Kicking and flailing

 https://ghostbustersnews.com/2021/10/29/ghostbusters-afterlife-was-secretly-being-developed-in-2016-same-year-as-the-franchise-was-rebooted/

 

I really have to scratch my head when I hear people give apropos to the 2016 GB reboot.  The director of Ghostbusters: Afterlife seems to think Paul Feig did something monumental just by casting females as Ghostbusters.  He says Feig "broke down the door".  The sexist trolls who hated GB '16 before it was ever released are not gone because of Paul Feig.  And I do think the movie would have done better had it not been for them but I don't think it would have been a "success" per se. I think the film would have made another $100 million had sexism not been an obstacle for many people liking the movie, which on paper would be the same #s as the first Ghostbusters film.  That's more than what the OG made, but that's in 1984 dollars.  The amount of Ghostbusters grossed at the box office with inflation factored in is closer to a billion.  GB '16 would have had to make at least $500 million -- roughly half -- to even compare to the original in terms of box office performance.  It didn't make half of THAT.  GB2 made apprx $500 million which would have been enough for a sequel a lot sooner had the owners of Columbia Pictures changed.  Between Bill Murray's bitterness about GB2 and Sony not wanting to pay as much as The Coke-A-Cola Compnay had promised in the contracts that they had drawn up... it just took a really long time to happen.  If Harold Ramis were still alive, I'm not even sure GB3 would even be happening.  Jason Reitman even acknowledges that the story of GB:AFTERLIFE solidified in his mind after Harold Ramis had passed.  If a GB3 were ever going to happen, it'd have to be without Bill Murray, which is fine by me but a lot of people would probably refuse to see it based on that alone.

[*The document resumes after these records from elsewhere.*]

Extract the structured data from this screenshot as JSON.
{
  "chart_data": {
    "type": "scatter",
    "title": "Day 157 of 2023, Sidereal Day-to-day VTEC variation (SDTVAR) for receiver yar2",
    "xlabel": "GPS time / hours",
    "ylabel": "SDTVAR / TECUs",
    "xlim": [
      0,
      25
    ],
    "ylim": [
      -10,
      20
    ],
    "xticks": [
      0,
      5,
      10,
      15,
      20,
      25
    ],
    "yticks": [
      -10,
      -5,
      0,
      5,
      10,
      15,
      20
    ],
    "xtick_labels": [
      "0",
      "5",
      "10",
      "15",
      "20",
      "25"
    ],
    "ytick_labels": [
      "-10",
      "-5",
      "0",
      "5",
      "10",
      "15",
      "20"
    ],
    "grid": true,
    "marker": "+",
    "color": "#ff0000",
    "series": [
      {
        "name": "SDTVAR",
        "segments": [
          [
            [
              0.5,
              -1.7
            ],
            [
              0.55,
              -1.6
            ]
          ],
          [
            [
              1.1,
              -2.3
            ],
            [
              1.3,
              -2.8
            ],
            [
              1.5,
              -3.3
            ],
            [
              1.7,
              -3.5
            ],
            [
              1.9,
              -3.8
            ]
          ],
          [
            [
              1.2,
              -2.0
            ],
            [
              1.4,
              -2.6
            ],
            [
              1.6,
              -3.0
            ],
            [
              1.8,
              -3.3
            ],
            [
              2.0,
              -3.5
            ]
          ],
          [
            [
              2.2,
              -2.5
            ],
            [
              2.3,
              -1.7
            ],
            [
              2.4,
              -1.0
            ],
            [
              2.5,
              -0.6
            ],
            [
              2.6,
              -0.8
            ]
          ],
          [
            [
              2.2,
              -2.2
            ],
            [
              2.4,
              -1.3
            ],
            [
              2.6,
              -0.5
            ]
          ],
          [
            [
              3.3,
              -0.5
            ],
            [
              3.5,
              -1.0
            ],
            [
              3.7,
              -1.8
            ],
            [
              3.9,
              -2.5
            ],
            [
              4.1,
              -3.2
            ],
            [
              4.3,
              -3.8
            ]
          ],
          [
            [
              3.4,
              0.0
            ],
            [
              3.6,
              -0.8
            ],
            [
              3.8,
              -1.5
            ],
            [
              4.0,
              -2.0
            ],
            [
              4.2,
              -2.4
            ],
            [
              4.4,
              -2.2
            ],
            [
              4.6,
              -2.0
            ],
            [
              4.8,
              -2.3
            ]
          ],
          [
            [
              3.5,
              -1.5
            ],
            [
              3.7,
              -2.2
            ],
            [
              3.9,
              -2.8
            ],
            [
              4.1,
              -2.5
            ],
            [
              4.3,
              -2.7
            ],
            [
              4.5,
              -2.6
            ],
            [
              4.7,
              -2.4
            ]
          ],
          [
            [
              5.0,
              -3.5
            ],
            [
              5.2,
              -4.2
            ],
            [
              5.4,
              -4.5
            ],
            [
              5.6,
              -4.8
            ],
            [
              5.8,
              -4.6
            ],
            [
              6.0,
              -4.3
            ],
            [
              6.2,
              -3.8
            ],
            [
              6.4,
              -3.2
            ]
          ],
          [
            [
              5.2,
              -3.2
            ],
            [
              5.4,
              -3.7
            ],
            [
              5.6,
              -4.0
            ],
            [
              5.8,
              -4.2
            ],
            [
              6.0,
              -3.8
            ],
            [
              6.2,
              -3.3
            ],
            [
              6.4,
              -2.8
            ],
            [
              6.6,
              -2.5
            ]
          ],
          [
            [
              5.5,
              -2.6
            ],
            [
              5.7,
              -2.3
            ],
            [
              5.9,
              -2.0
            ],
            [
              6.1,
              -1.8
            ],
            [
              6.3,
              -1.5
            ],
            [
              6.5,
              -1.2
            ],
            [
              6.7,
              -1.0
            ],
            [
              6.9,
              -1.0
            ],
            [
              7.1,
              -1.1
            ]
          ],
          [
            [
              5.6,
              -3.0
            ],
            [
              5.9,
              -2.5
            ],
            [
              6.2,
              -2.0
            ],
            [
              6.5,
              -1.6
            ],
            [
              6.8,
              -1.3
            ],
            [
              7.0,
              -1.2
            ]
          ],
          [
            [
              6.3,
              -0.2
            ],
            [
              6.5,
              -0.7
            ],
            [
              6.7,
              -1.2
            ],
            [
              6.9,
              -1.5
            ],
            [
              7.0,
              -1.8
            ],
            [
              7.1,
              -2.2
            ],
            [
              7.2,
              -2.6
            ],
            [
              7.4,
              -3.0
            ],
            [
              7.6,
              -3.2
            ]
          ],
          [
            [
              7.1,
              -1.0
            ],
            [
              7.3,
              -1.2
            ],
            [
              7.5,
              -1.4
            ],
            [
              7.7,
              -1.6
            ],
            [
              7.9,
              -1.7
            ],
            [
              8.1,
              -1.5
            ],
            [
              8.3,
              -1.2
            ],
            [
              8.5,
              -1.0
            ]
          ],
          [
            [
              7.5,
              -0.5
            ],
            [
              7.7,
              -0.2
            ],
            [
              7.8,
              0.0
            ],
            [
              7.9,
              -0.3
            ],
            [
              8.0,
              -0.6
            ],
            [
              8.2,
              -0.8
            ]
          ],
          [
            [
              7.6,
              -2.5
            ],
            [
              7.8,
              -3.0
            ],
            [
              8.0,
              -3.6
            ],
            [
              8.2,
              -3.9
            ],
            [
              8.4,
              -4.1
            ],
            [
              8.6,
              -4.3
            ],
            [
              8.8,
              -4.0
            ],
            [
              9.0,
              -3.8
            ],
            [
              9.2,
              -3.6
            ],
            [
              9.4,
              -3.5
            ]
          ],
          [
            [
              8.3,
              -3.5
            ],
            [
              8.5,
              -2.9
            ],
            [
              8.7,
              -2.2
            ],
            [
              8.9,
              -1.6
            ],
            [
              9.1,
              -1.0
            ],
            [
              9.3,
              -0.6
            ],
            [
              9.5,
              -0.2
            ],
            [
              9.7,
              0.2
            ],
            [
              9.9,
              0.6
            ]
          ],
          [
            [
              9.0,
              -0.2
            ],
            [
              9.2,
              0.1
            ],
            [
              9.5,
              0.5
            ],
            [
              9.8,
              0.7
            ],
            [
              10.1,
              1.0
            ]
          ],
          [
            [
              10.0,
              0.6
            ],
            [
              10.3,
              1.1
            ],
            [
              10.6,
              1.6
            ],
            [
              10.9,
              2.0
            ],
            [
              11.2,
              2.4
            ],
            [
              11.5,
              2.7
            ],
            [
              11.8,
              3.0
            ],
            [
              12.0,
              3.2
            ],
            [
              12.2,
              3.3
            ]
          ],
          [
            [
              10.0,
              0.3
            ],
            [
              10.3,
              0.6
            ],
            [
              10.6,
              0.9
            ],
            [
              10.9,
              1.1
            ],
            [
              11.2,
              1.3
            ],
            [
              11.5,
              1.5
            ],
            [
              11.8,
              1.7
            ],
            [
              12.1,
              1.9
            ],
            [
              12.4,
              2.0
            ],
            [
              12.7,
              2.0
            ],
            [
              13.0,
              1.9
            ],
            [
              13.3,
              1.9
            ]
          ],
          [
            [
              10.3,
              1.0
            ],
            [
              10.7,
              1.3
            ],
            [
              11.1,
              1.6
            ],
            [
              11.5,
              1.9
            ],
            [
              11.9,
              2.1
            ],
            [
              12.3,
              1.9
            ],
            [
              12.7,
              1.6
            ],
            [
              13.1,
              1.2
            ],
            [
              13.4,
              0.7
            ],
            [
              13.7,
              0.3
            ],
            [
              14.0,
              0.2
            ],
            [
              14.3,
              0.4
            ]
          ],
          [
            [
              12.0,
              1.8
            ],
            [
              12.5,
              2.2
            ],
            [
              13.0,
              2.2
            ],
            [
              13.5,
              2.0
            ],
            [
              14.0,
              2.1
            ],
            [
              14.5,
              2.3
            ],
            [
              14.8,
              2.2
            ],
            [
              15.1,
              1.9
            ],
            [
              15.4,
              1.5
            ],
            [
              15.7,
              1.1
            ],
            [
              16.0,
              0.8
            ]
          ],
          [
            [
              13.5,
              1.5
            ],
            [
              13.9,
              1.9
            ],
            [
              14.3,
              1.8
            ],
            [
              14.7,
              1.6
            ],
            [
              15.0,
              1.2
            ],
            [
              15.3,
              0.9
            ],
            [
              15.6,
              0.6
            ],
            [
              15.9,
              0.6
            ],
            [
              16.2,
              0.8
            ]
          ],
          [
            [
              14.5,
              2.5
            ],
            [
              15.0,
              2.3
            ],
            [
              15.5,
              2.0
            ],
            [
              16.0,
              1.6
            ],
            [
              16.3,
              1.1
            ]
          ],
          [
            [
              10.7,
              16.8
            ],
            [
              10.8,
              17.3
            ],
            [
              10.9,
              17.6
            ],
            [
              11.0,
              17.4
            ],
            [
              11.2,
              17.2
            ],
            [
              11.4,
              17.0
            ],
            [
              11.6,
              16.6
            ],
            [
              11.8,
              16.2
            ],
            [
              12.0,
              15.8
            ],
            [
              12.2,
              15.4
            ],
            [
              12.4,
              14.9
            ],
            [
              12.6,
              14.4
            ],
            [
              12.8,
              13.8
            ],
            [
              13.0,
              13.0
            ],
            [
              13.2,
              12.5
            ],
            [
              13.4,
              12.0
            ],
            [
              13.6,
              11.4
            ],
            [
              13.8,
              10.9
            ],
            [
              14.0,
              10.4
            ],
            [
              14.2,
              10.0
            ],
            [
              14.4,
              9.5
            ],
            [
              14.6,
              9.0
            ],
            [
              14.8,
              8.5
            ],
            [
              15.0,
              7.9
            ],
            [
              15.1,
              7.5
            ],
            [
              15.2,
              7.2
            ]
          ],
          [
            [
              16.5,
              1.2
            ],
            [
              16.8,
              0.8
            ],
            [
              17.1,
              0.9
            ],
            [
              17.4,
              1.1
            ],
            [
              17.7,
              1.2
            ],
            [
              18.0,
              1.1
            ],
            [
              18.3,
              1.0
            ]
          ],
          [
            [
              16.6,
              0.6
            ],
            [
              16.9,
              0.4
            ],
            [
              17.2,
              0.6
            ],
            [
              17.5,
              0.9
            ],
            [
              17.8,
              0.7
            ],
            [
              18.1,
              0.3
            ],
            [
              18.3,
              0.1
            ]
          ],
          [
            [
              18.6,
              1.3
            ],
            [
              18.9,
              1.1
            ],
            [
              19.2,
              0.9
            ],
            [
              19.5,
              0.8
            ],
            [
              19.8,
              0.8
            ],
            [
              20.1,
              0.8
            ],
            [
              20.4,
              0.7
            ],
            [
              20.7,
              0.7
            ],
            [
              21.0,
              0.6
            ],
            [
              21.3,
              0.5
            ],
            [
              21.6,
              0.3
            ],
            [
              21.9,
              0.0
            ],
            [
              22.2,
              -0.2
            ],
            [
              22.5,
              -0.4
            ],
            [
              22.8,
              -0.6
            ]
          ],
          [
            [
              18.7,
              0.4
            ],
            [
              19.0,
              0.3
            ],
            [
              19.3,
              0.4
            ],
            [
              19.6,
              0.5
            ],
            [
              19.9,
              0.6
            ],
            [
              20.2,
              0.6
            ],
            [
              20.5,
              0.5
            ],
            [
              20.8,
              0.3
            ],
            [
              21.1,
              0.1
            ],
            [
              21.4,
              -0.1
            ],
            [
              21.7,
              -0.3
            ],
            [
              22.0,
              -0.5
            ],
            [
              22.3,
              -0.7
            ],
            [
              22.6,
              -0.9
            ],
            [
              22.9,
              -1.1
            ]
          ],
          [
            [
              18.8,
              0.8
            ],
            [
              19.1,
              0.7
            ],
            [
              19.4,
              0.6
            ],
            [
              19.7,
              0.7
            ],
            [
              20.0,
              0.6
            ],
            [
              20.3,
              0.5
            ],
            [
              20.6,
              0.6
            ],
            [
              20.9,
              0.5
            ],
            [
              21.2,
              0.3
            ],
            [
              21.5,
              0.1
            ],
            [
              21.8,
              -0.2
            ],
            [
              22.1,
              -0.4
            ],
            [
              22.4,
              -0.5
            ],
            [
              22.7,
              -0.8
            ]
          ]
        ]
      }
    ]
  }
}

I'm not meaning to say that box office performance necessarily proves a movie to be good.  Certain genres of film are naturally going to have a very low performance.  A movie like BASKET CASE or HEAVENLY CREATURES is not going to plow through the records book.  At least not any significant records book  You might see some bizarre personal plea to the world such as those films were breaking records for like most tickets per screen on such and such weekend...but nothing like Top 10 of x year or whatever.  Exceptions abound, obviously....it's hard to say why a film like BEETLEJUICE can be so successful yet A.I.: ARTIFICIAL INTELLIGENCE was a box office bomb.  Surely, the subject matter of A.I. is more relatable than that of BEETLEJUICE.  ..
  And then there's just plain oddities like THE POSTMAN, which I think, being a futuristic "what if" kind of movie, is going to have naysayers because of a variety of things that people just don't see eye to eye with.  Videohound's review indicated a sense of befuddlement over the idea that a mail man could in some way be interpreted as a symbol of patriotism.  That's just one example. I could probably think of more if I looked harder.
I guess it's quite possible that GB '16 is in its own way on par with THE POSTMAN.  I just don't see it.